Created 10-05-2017 04:37 PM
I am running a Sql query in Spark:
spark.sql("select person_key, count(*) as count1 from <table_name> group by person_key order by count1 desc").show()
This throws a warning:
17/10/05 12:09:03 WARN ReaderImpl: Cannot find field for: person_key in _col0, _col1, _col2, _col3, _col4, _col5, _col6, _col7, _col8, _col9, 17/10/05 12:09:03 WARN ReaderImpl: Cannot find field for: person_key in _col0, _col1, _col2, _col3, _col4, _col5, _col6, _col7, _col8, _col9, 17/10/05 12:09:03 WARN ReaderImpl: Cannot find field for: person_key in _col0, _col1, _col2, _col3, _col4, _col5, _col6, _col7, _col8, _col9, 17/10/05 12:09:03 WARN ReaderImpl: Cannot find field for: person_key in _col0, _col1, _col2, _col3, _col4, _col5, _col6, _col7, _col8, _col9, 17/10/05 12:09:03 WARN ReaderImpl: Cannot find field for: person_key in _col0, _col1, _col2, _col3, _col4, _col5, _col6, _col7, _col8, _col9, 17/10/05 12:09:03 WARN ReaderImpl: Cannot find field for: person_key in _col0, _col1, _col2, _col3, _col4, _col5, _col6, _col7, _col8, _col9, 17/10/05 12:09:03 WARN ReaderImpl: Cannot find field for: person_key in _col0, _col1, _col2, _col3, _col4, _col5, _col6, _col7, _col8, _col9,
But does give correct results. I want to understand what this means. I did not find anything on the net. I want this resolved because though it is giving the correct results, it is taking very long to execute. (The same query on Hive LLAP takes 3 seconds. Spark numbers are usually comparable to Hive LLAP numbers).

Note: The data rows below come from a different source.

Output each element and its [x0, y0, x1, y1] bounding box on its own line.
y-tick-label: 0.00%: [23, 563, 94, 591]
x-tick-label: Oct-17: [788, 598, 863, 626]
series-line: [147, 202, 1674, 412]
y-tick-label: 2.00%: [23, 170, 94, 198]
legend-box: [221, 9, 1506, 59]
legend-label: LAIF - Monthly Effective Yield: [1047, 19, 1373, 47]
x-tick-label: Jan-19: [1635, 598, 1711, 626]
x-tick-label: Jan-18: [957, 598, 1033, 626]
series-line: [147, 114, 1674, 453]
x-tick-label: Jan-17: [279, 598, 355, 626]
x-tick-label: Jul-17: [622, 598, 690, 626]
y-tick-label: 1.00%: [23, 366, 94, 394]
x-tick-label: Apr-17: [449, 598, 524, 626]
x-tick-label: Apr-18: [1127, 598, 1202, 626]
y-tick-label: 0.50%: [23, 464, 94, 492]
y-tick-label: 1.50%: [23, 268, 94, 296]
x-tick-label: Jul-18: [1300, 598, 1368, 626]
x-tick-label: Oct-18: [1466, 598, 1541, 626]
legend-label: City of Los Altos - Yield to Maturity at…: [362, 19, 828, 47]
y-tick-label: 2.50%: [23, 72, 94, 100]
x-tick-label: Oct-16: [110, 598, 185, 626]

I checked person_key does exist in the table (I created it so the table so I know it exists). Not sure why the warning is coming.
Created 10-05-2017 06:29 PM
That is a valid warning. Old Hive ORC writer doesn't save the correct schema into ORC files. They wrote dummy column names like, `_col1`. You are using that old ORC file. If you generate new ORC file with Hive 2, then you can not see that warning.
Created 10-05-2017 07:35 PM
Desc <Table_name>;
you'll come to know your table would have columns like _col0, _col1, _col2, _col3, _col4, _col5, _col6, _col7, _col8, _col9..
What you need to do is Add the alias to your existing table so that your column names are the actual names and not default _col1, etc.